Both strategic approaches were adopted at different times depending on the prevailing circumstances. Diplomatic recognition was sought repeatedly and, on a few occasions, even appeared to be within reach if only a decisive knock-out blow could be landed. By late-1863, recognition by way of diplomatic intervention or military supremacy had receded out of reach.

By 1864 the Confederacy could only secure independence by out-enduring the North. The South had to inflict harm until exhaustion, bankruptcy, demoralisation, war weariness or political upheaval forced the North to accept that the price of victory had exceeded justifiable limits. And this had to be accomplished before similar factors fatally undermined the South’s own ability to resist. A successful military outcome by survival appeared plausible until the US Presidential elections of 1864 confirmed that the North’s deep war-weariness was outweighed by a grim determination to finish the matter by the relentless application of military force. Confederate hopes diminished to a faint glimmer in 1865 as the Union military machine inflicted the final hammer-blows to their armies and economy and the territorial integrity of the nation was smashed.

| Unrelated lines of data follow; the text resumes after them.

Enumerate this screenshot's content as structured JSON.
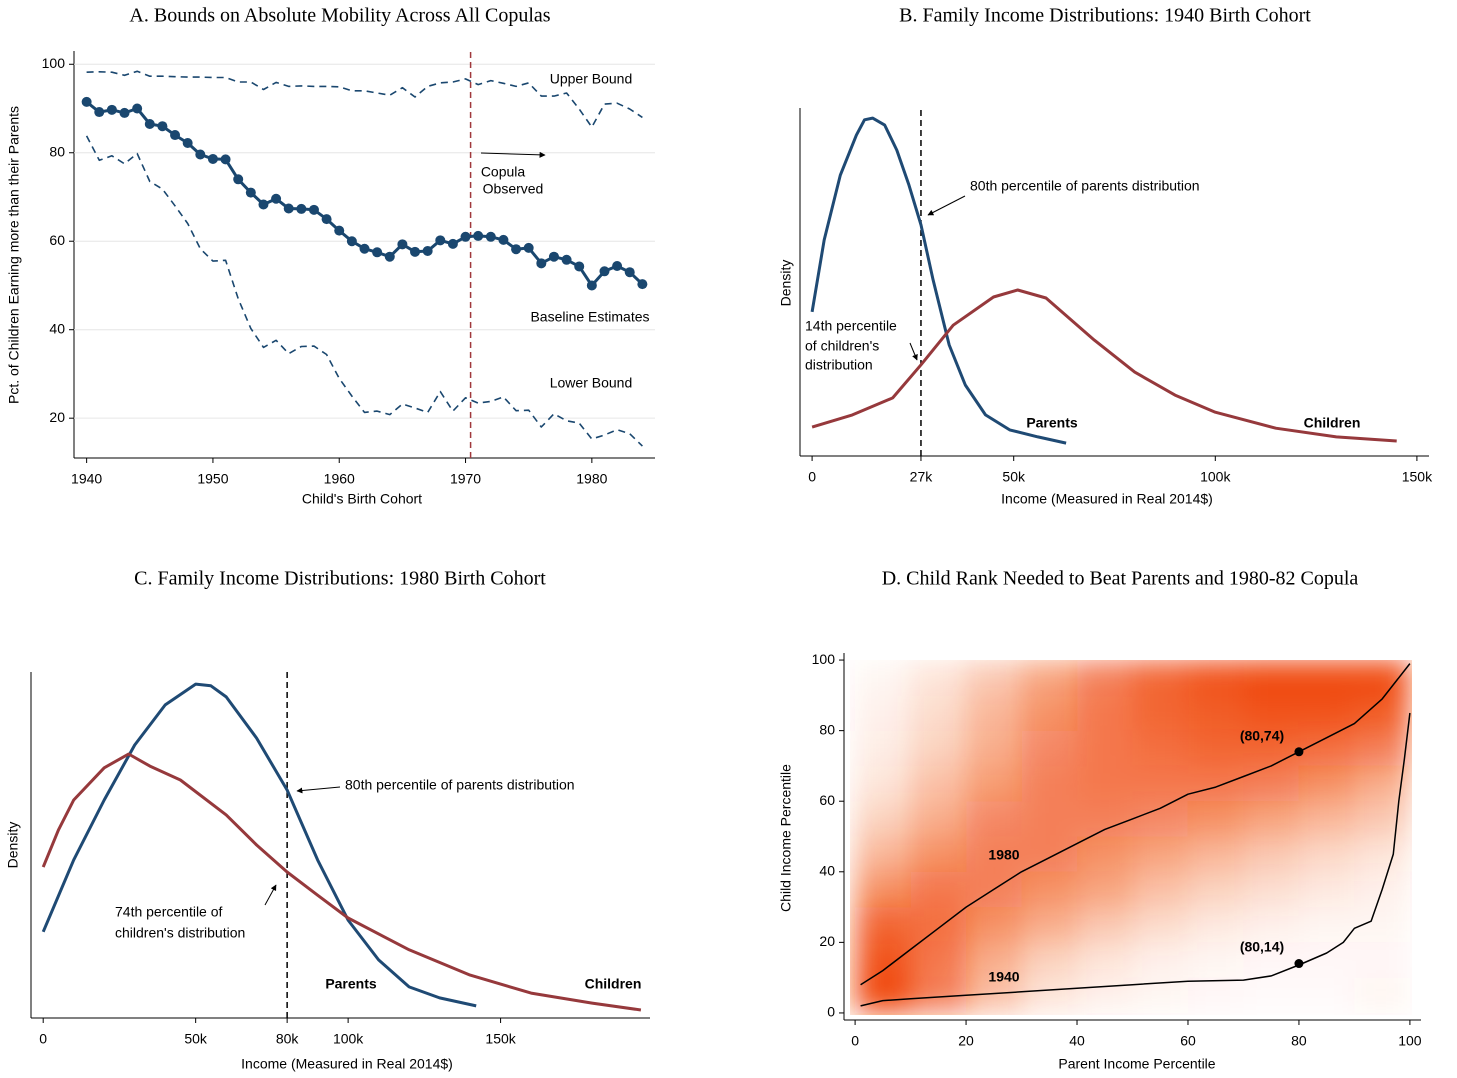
{
  "chart_data": [
    {
      "type": "line",
      "title": "A. Bounds on Absolute Mobility Across All Copulas",
      "x_label": "Child's Birth Cohort",
      "y_label": "Pct. of Children Earning more than their Parents",
      "x": [
        1940,
        1941,
        1942,
        1943,
        1944,
        1945,
        1946,
        1947,
        1948,
        1949,
        1950,
        1951,
        1952,
        1953,
        1954,
        1955,
        1956,
        1957,
        1958,
        1959,
        1960,
        1961,
        1962,
        1963,
        1964,
        1965,
        1966,
        1967,
        1968,
        1969,
        1970,
        1971,
        1972,
        1973,
        1974,
        1975,
        1976,
        1977,
        1978,
        1979,
        1980,
        1981,
        1982,
        1983,
        1984
      ],
      "series": [
        {
          "name": "Upper Bound",
          "color": "#1a476f",
          "line_style": "dashed",
          "values": [
            98.2,
            98.3,
            98.2,
            97.5,
            98.4,
            97.3,
            97.3,
            97.2,
            97.1,
            97.1,
            97.0,
            97.0,
            96.0,
            96.0,
            94.3,
            95.9,
            95.0,
            95.1,
            95.0,
            95.0,
            94.9,
            94.0,
            94.0,
            93.5,
            93.0,
            94.7,
            92.6,
            95.0,
            95.8,
            96.0,
            96.7,
            95.4,
            96.3,
            95.7,
            95.0,
            95.8,
            92.8,
            92.8,
            93.5,
            89.9,
            85.8,
            91.0,
            91.2,
            89.9,
            88.0
          ]
        },
        {
          "name": "Baseline Estimates",
          "color": "#1a476f",
          "line_style": "solid",
          "marker": true,
          "values": [
            91.5,
            89.2,
            89.7,
            89.0,
            90.0,
            86.5,
            86.0,
            84.0,
            82.2,
            79.6,
            78.6,
            78.5,
            74.0,
            71.0,
            68.3,
            69.6,
            67.4,
            67.3,
            67.1,
            65.0,
            62.4,
            60.0,
            58.3,
            57.5,
            56.5,
            59.3,
            57.6,
            57.8,
            60.2,
            59.4,
            61.0,
            61.2,
            61.0,
            60.3,
            58.2,
            58.5,
            55.0,
            56.5,
            55.8,
            54.3,
            50.0,
            53.2,
            54.4,
            53.0,
            50.3
          ]
        },
        {
          "name": "Lower Bound",
          "color": "#1a476f",
          "line_style": "dashed",
          "values": [
            83.8,
            78.3,
            79.3,
            77.5,
            79.8,
            73.5,
            71.8,
            68.0,
            64.0,
            58.3,
            55.5,
            55.7,
            47.0,
            40.3,
            36.0,
            37.6,
            34.6,
            36.2,
            36.3,
            34.4,
            29.0,
            25.0,
            21.3,
            21.6,
            20.8,
            23.2,
            22.3,
            21.3,
            26.0,
            21.6,
            24.6,
            23.4,
            23.8,
            24.8,
            21.7,
            21.8,
            18.0,
            21.0,
            19.4,
            18.9,
            15.3,
            16.2,
            17.4,
            16.5,
            13.7
          ]
        }
      ],
      "xlim": [
        1939,
        1985
      ],
      "ylim": [
        11,
        103
      ],
      "xticks": [
        1940,
        1950,
        1960,
        1970,
        1980
      ],
      "yticks": [
        20,
        40,
        60,
        80,
        100
      ],
      "grid": true,
      "vline": 1970.4,
      "vline_color": "#a0393c",
      "annotations": [
        "Copula",
        "Observed"
      ]
    },
    {
      "type": "line",
      "title": "B. Family Income Distributions: 1940 Birth Cohort",
      "x_label": "Income (Measured in Real 2014$)",
      "y_label": "Density",
      "series": [
        {
          "name": "Parents",
          "color": "#1f4a74",
          "line_style": "solid",
          "x": [
            0,
            3,
            7,
            11,
            13,
            15,
            18,
            21,
            24,
            27,
            30,
            34,
            38,
            43,
            49,
            56,
            63
          ],
          "values": [
            41.4,
            62.1,
            80.7,
            92.2,
            96.6,
            97.1,
            95.1,
            87.9,
            77.9,
            66.4,
            50.6,
            31.9,
            20.4,
            11.8,
            7.5,
            5.5,
            3.7
          ]
        },
        {
          "name": "Children",
          "color": "#96393c",
          "line_style": "solid",
          "x": [
            0,
            10,
            20,
            27,
            35,
            45,
            51,
            58,
            70,
            80,
            90,
            100,
            115,
            130,
            145
          ],
          "values": [
            8.3,
            11.8,
            16.7,
            26.2,
            37.6,
            45.7,
            47.7,
            45.4,
            33.3,
            24.1,
            17.5,
            12.6,
            8.0,
            5.5,
            4.3
          ]
        }
      ],
      "xlim": [
        -3,
        153
      ],
      "ylim": [
        0,
        100
      ],
      "xticks": [
        0,
        {
          "value": 27,
          "label": "27k"
        },
        {
          "value": 50,
          "label": "50k"
        },
        {
          "value": 100,
          "label": "100k"
        },
        {
          "value": 150,
          "label": "150k"
        }
      ],
      "grid": false,
      "vline": 27,
      "vline_color": "#000000",
      "annotations": [
        "80th percentile of parents distribution",
        "14th percentile",
        "of children's",
        "distribution"
      ]
    },
    {
      "type": "line",
      "title": "C. Family Income Distributions: 1980 Birth Cohort",
      "x_label": "Income (Measured in Real 2014$)",
      "y_label": "Density",
      "series": [
        {
          "name": "Parents",
          "color": "#1f4a74",
          "line_style": "solid",
          "x": [
            0,
            10,
            20,
            30,
            40,
            50,
            55,
            60,
            70,
            80,
            90,
            100,
            110,
            120,
            130,
            142
          ],
          "values": [
            24.9,
            45.7,
            63.0,
            78.9,
            90.5,
            96.5,
            96.0,
            92.8,
            80.9,
            65.9,
            45.7,
            28.3,
            16.8,
            9.0,
            5.8,
            3.5
          ]
        },
        {
          "name": "Children",
          "color": "#96393c",
          "line_style": "solid",
          "x": [
            0,
            5,
            10,
            20,
            28,
            35,
            45,
            60,
            70,
            80,
            90,
            100,
            120,
            140,
            160,
            180,
            196
          ],
          "values": [
            43.6,
            54.3,
            63.0,
            72.3,
            76.3,
            72.8,
            68.8,
            58.7,
            50.0,
            42.2,
            35.5,
            28.9,
            19.7,
            12.4,
            7.2,
            4.3,
            2.3
          ]
        }
      ],
      "xlim": [
        -4,
        199
      ],
      "ylim": [
        0,
        100
      ],
      "xticks": [
        0,
        {
          "value": 50,
          "label": "50k"
        },
        {
          "value": 80,
          "label": "80k"
        },
        {
          "value": 100,
          "label": "100k"
        },
        {
          "value": 150,
          "label": "150k"
        }
      ],
      "grid": false,
      "vline": 80,
      "vline_color": "#000000",
      "annotations": [
        "80th percentile of parents distribution",
        "74th percentile of",
        "children's distribution"
      ]
    },
    {
      "type": "heatmap",
      "title": "D. Child Rank Needed to Beat Parents and 1980-82 Copula",
      "x_label": "Parent Income Percentile",
      "y_label": "Child Income Percentile",
      "color": "#f04a0a",
      "bins": [
        0,
        10,
        20,
        30,
        40,
        50,
        60,
        70,
        80,
        90,
        100
      ],
      "z": [
        [
          100,
          70,
          35,
          15,
          8,
          5,
          3,
          2,
          2,
          5
        ],
        [
          95,
          75,
          45,
          25,
          15,
          8,
          5,
          3,
          3,
          3
        ],
        [
          85,
          80,
          60,
          45,
          30,
          20,
          12,
          8,
          5,
          5
        ],
        [
          60,
          75,
          70,
          60,
          50,
          35,
          25,
          18,
          12,
          8
        ],
        [
          40,
          60,
          70,
          70,
          60,
          50,
          40,
          30,
          22,
          15
        ],
        [
          25,
          45,
          65,
          70,
          70,
          65,
          60,
          50,
          40,
          30
        ],
        [
          15,
          35,
          55,
          70,
          75,
          75,
          75,
          70,
          60,
          45
        ],
        [
          10,
          25,
          45,
          65,
          75,
          80,
          85,
          85,
          80,
          70
        ],
        [
          8,
          20,
          40,
          60,
          75,
          85,
          90,
          95,
          95,
          90
        ],
        [
          5,
          15,
          30,
          50,
          70,
          85,
          95,
          100,
          100,
          100
        ]
      ],
      "series": [
        {
          "name": "1980",
          "color": "#000000",
          "line_style": "solid",
          "x": [
            1,
            5,
            10,
            15,
            20,
            25,
            30,
            35,
            40,
            45,
            50,
            55,
            60,
            65,
            70,
            75,
            80,
            85,
            90,
            95,
            100
          ],
          "values": [
            8,
            12,
            18,
            24,
            30,
            35,
            40,
            44,
            48,
            52,
            55,
            58,
            62,
            64,
            67,
            70,
            74,
            78,
            82,
            89,
            99
          ]
        },
        {
          "name": "1940",
          "color": "#000000",
          "line_style": "solid",
          "x": [
            1,
            5,
            10,
            20,
            30,
            40,
            50,
            60,
            70,
            75,
            80,
            85,
            88,
            90,
            93,
            95,
            97,
            98,
            99,
            100
          ],
          "values": [
            2,
            3.5,
            4,
            5,
            6,
            7,
            8,
            9,
            9.3,
            10.5,
            13.6,
            17,
            20,
            24,
            26,
            35,
            45,
            60,
            72,
            85
          ]
        }
      ],
      "highlights": [
        {
          "x": 80,
          "y": 74,
          "label": "(80,74)"
        },
        {
          "x": 80,
          "y": 14,
          "label": "(80,14)"
        }
      ],
      "xlim": [
        -2,
        102
      ],
      "ylim": [
        -2,
        102
      ],
      "xticks": [
        0,
        20,
        40,
        60,
        80,
        100
      ],
      "yticks": [
        0,
        20,
        40,
        60,
        80,
        100
      ],
      "grid": false
    }
  ]
}
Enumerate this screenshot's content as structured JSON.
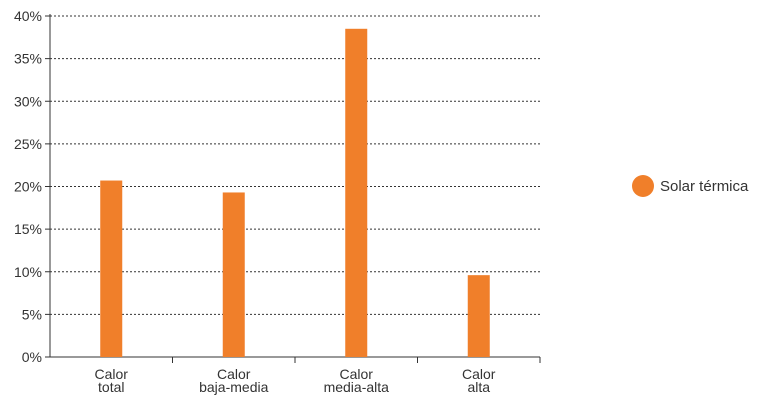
{
  "chart_data": {
    "type": "bar",
    "categories": [
      [
        "Calor",
        "total"
      ],
      [
        "Calor",
        "baja-media"
      ],
      [
        "Calor",
        "media-alta"
      ],
      [
        "Calor",
        "alta"
      ]
    ],
    "series": [
      {
        "name": "Solar térmica",
        "values": [
          20.7,
          19.3,
          38.5,
          9.6
        ]
      }
    ],
    "yticks": [
      "0%",
      "5%",
      "10%",
      "15%",
      "20%",
      "25%",
      "30%",
      "35%",
      "40%"
    ],
    "ylim": [
      0,
      40
    ],
    "grid": true,
    "legend_position": "right",
    "colors": {
      "bar": "#f07f2a",
      "grid": "#333333",
      "axis": "#333333"
    }
  }
}
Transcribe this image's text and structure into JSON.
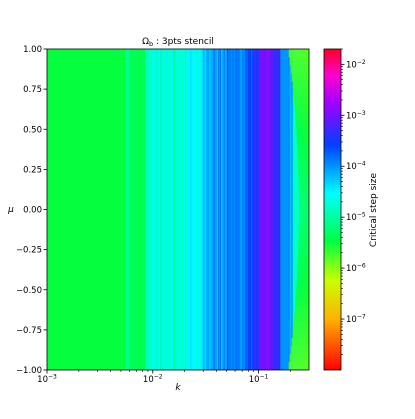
{
  "chart_data": {
    "type": "heatmap",
    "title": "Ω_b : 3pts stencil",
    "title_base": "Ω",
    "title_sub": "b",
    "title_rest": " : 3pts stencil",
    "xlabel": "k",
    "ylabel": "μ",
    "x_scale": "log",
    "xlim": [
      0.001,
      0.3
    ],
    "ylim": [
      -1.0,
      1.0
    ],
    "x_major_ticks": [
      0.001,
      0.01,
      0.1
    ],
    "x_tick_labels": [
      {
        "base": "10",
        "exp": "−3"
      },
      {
        "base": "10",
        "exp": "−2"
      },
      {
        "base": "10",
        "exp": "−1"
      }
    ],
    "y_ticks": [
      1.0,
      0.75,
      0.5,
      0.25,
      0.0,
      -0.25,
      -0.5,
      -0.75,
      -1.0
    ],
    "y_tick_labels": [
      "1.00",
      "0.75",
      "0.50",
      "0.25",
      "0.00",
      "−0.25",
      "−0.50",
      "−0.75",
      "−1.00"
    ],
    "colorbar": {
      "label": "Critical step size",
      "scale": "log",
      "range": [
        1e-08,
        0.02
      ],
      "cmap": "gist_rainbow (red = small, red-magenta = large)",
      "tick_exponents": [
        -2,
        -3,
        -4,
        -5,
        -6,
        -7
      ],
      "tick_labels": [
        {
          "base": "10",
          "exp": "−2"
        },
        {
          "base": "10",
          "exp": "−3"
        },
        {
          "base": "10",
          "exp": "−4"
        },
        {
          "base": "10",
          "exp": "−5"
        },
        {
          "base": "10",
          "exp": "−6"
        },
        {
          "base": "10",
          "exp": "−7"
        }
      ]
    },
    "column_bands": [
      {
        "k_from": 0.001,
        "k_to": 0.0055,
        "log10_value": -5.5
      },
      {
        "k_from": 0.0055,
        "k_to": 0.006,
        "log10_value": -5.1
      },
      {
        "k_from": 0.006,
        "k_to": 0.0085,
        "log10_value": -5.4
      },
      {
        "k_from": 0.0085,
        "k_to": 0.0095,
        "log10_value": -4.9
      },
      {
        "k_from": 0.0095,
        "k_to": 0.02,
        "log10_value": -4.7
      },
      {
        "k_from": 0.02,
        "k_to": 0.03,
        "log10_value": -4.5
      },
      {
        "k_from": 0.03,
        "k_to": 0.045,
        "log10_value": -4.1
      },
      {
        "k_from": 0.045,
        "k_to": 0.075,
        "log10_value": -3.9
      },
      {
        "k_from": 0.075,
        "k_to": 0.1,
        "log10_value": -3.6
      },
      {
        "k_from": 0.1,
        "k_to": 0.13,
        "log10_value": -3.0
      },
      {
        "k_from": 0.13,
        "k_to": 0.16,
        "log10_value": -3.3
      },
      {
        "k_from": 0.16,
        "k_to": 0.21,
        "log10_value": -4.0
      },
      {
        "k_from": 0.21,
        "k_to": 0.25,
        "log10_value": -4.8
      },
      {
        "k_from": 0.25,
        "k_to": 0.3,
        "log10_value": -5.9
      }
    ],
    "colors": {
      "spine": "#000000",
      "background": "#ffffff"
    }
  }
}
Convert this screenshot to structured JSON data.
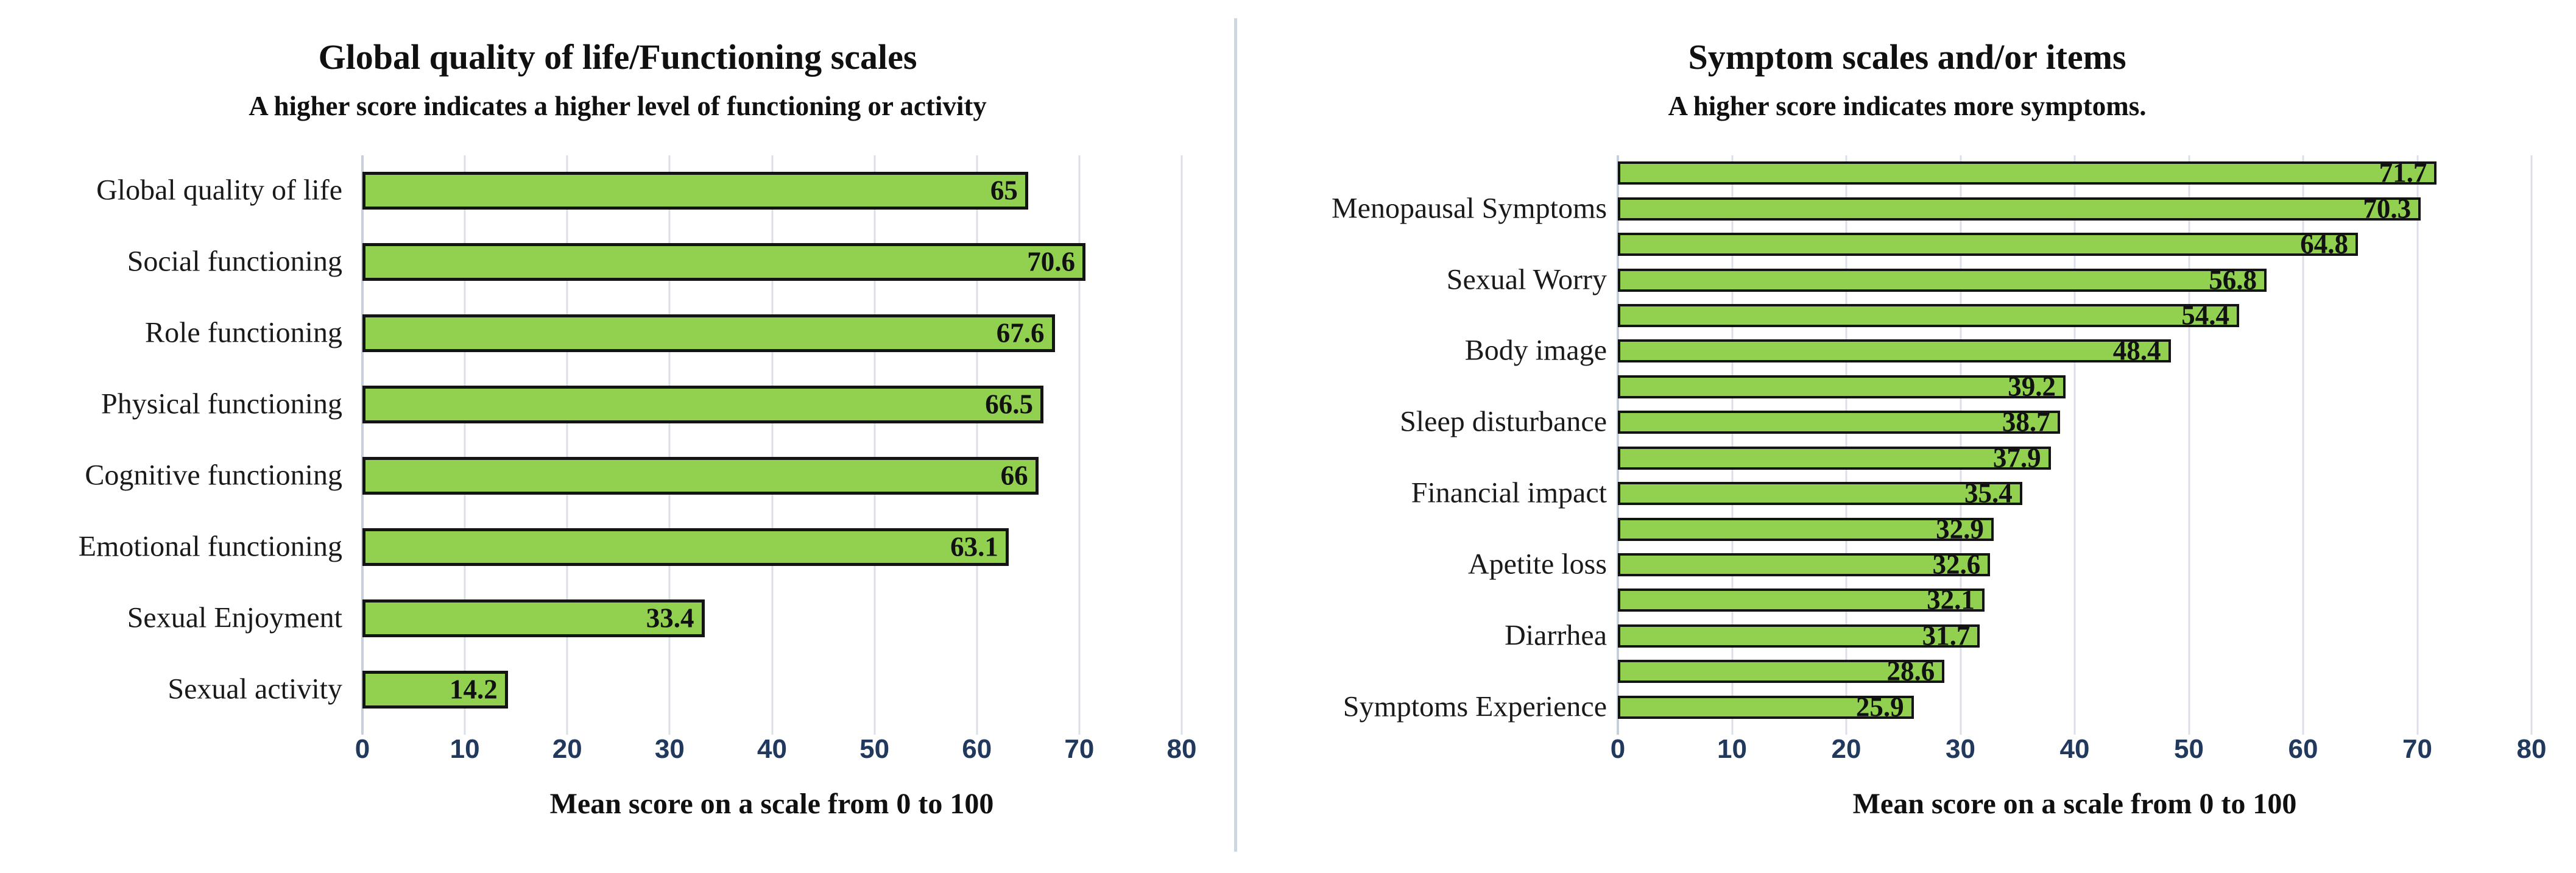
{
  "figure": {
    "background_color": "#ffffff",
    "bar_fill_color": "#92d050",
    "bar_border_color": "#141414",
    "tick_label_color": "#22395e",
    "gridline_color": "#dcdfe9",
    "divider_color": "#cfd6e0"
  },
  "chart_data": [
    {
      "type": "bar",
      "orientation": "horizontal",
      "title": "Global quality of life/Functioning scales",
      "subtitle": "A higher score indicates a higher level of functioning or activity",
      "xlabel": "Mean score on a scale from 0 to 100",
      "xlim": [
        0,
        80
      ],
      "xticks": [
        0,
        10,
        20,
        30,
        40,
        50,
        60,
        70,
        80
      ],
      "grid": "vertical",
      "legend": "none",
      "categories": [
        "Global quality of life",
        "Social functioning",
        "Role functioning",
        "Physical functioning",
        "Cognitive functioning",
        "Emotional functioning",
        "Sexual Enjoyment",
        "Sexual activity"
      ],
      "values": [
        65,
        70.6,
        67.6,
        66.5,
        66,
        63.1,
        33.4,
        14.2
      ]
    },
    {
      "type": "bar",
      "orientation": "horizontal",
      "title": "Symptom scales and/or items",
      "subtitle": "A higher score indicates more symptoms.",
      "xlabel": "Mean score on a scale from 0 to 100",
      "xlim": [
        0,
        80
      ],
      "xticks": [
        0,
        10,
        20,
        30,
        40,
        50,
        60,
        70,
        80
      ],
      "grid": "vertical",
      "legend": "none",
      "note": "two bars per labelled category; label sits on the second bar of each pair",
      "groups": [
        {
          "label": "Menopausal Symptoms",
          "values": [
            71.7,
            70.3
          ]
        },
        {
          "label": "Sexual Worry",
          "values": [
            64.8,
            56.8
          ]
        },
        {
          "label": "Body image",
          "values": [
            54.4,
            48.4
          ]
        },
        {
          "label": "Sleep disturbance",
          "values": [
            39.2,
            38.7
          ]
        },
        {
          "label": "Financial impact",
          "values": [
            37.9,
            35.4
          ]
        },
        {
          "label": "Apetite loss",
          "values": [
            32.9,
            32.6
          ]
        },
        {
          "label": "Diarrhea",
          "values": [
            32.1,
            31.7
          ]
        },
        {
          "label": "Symptoms Experience",
          "values": [
            28.6,
            25.9
          ]
        }
      ]
    }
  ]
}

Against the odds, the Confederates had managed to organise and equip new mass armies and to build almost from scratch a small but innovative navy. They quickly identified high commanders who appeared capable of leading their armies to a decisive military success, or to keep them in the field long enough for independence to be achieved.

A high command structure was adopted by the Confederacy which permitted it to prosecute four years of relentless war. In retrospect, the fact that the Confederate high command seemed at times to be in sight of a military victory and kept coherent armies in the field for four years reflects the immense determination of the putative nation’s leaders, rank-and-file forces and citizens. However, this was never likely to be sufficient. The Confederate high command undoubtedly achieved some remarkable successes, but their greatest feat was that they enabled the nation to exist and survive at all.